Christian nasce a Bradenton nel maggio del 1994, è il fratello più piccolo di Ryan, con cui condivide sin da piccolo la passione per il tennis. I due, all’età di 13 (Christian) e 15 (Ryan) firmano con la IMG Tennis Accademy seguiti sempre da papà Pat Harrison. Le aspettative nei loro confronti salgono in modo esponenziale, specie in Christian, che viene additato come il più futuribile tra i due.

La realtà, tuttavia, è crudele. Christian è costretto all’ “inferno”, come dichiarato da suo padre in un’intervista rilasciata circa due anni fa. Ben otto gli interventi chirurgici principali (braccia, entrambi gli adduttori, entrambi i polsi, spalla destra). A questo bisogna aggiungere che Christian ha vissuto tre anni (dall’inizio 2013 alla fine del 2015) con la costante paura di avere un cancro alle ossa, fino a quando non gli è stato diagnosticato ciò che realmente lo ha afflitto: l’ascesso di Brodie. Una malattia infettiva delle ossa, che ha costretto Christian, oltre agli interventi già subiti, alla perforazione del femore e ad usare le stampelle per oltre un anno.
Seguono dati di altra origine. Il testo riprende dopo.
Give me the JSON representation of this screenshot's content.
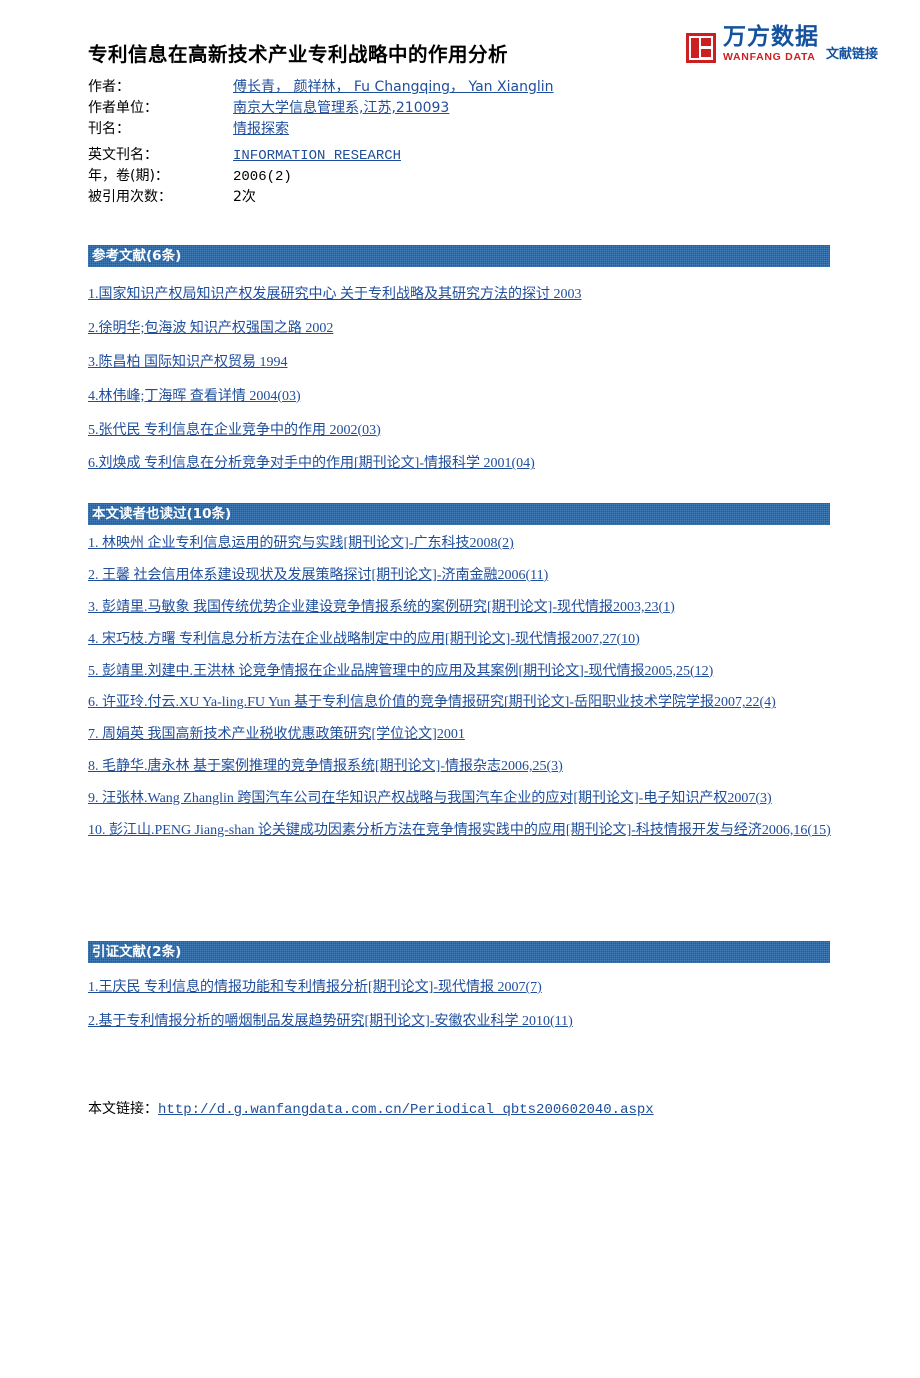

Una vicenda complessa, dalle mille sfaccettature. La certezza è Christian non abbia mai mollato. Questo è lo spirito che lo ha sempre contraddistinto e che, nonostante tutto ciò che ha passato, gli ha permesso di arrivare nella top 200 del ranking mondiale nel luglio del 2018, prima di fermarsi ancora per ulteriori 18 mesi.
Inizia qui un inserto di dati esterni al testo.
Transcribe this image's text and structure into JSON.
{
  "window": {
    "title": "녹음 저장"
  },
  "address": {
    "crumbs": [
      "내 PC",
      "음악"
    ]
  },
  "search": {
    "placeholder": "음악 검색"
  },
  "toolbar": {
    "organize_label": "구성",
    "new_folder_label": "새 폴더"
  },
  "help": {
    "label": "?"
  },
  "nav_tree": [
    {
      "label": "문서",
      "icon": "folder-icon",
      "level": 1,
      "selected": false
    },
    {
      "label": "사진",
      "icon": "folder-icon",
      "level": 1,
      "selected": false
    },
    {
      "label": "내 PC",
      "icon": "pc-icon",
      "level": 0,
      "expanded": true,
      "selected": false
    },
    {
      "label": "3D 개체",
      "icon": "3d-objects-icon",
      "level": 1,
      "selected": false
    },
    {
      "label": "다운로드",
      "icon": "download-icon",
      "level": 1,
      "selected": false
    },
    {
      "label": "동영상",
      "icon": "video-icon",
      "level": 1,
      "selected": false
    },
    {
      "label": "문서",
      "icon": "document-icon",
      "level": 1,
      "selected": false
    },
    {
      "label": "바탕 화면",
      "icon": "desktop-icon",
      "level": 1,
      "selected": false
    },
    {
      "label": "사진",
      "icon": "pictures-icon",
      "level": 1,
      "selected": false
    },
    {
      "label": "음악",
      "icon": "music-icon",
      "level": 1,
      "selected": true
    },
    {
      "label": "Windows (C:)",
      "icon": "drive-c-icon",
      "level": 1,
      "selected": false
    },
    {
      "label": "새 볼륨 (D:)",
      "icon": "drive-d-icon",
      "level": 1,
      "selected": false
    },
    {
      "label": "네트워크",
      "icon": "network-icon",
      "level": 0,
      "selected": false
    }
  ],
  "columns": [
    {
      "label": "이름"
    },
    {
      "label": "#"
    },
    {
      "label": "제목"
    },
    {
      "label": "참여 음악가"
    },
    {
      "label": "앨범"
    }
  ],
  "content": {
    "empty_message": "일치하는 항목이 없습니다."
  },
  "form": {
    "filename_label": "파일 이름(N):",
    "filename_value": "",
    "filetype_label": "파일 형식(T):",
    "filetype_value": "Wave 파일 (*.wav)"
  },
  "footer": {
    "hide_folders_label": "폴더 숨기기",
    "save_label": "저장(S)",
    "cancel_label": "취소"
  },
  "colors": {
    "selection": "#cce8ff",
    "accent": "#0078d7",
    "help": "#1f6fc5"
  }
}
Il torneo di Forlì, organizzato da MEF Tennis Events, rappresenta un nuovo inizio, l’ennesimo della sua travagliata carriera. “Dopo tutte le operazioni che ho subito – ha raccontato – ho imparato a gestirmi e a inserire alcuni tasselli fondamentali per sentirmi meglio. Negli ultimi sei mesi ho lavorato su tanti aspetti e non vedevo l’ora di tornare in campo. Dai 14 anni in poi è stato un continuo fermarmi e ricominciare, anche se oggi posso dire che delle otto operazioni che ho subìto, almeno quattro potevo evitarmele. È stata dura, ma ho imparato a gestire meglio il mio fisico. L’unico mio obiettivo è proprio questo: mantenere il mio fisico in salute e giocare, senza obiettivi di ranking; già in passato ho giocato troppo in alcuni periodi per cercare di raggiungere una determinata posizione in classifica. “Obiettivi? Voglio solo godermi tutti i momenti in cui sono in campo”. Passione, consapevolezza e resilienza. Christian Harrison vuole provarci. Ancora una volta.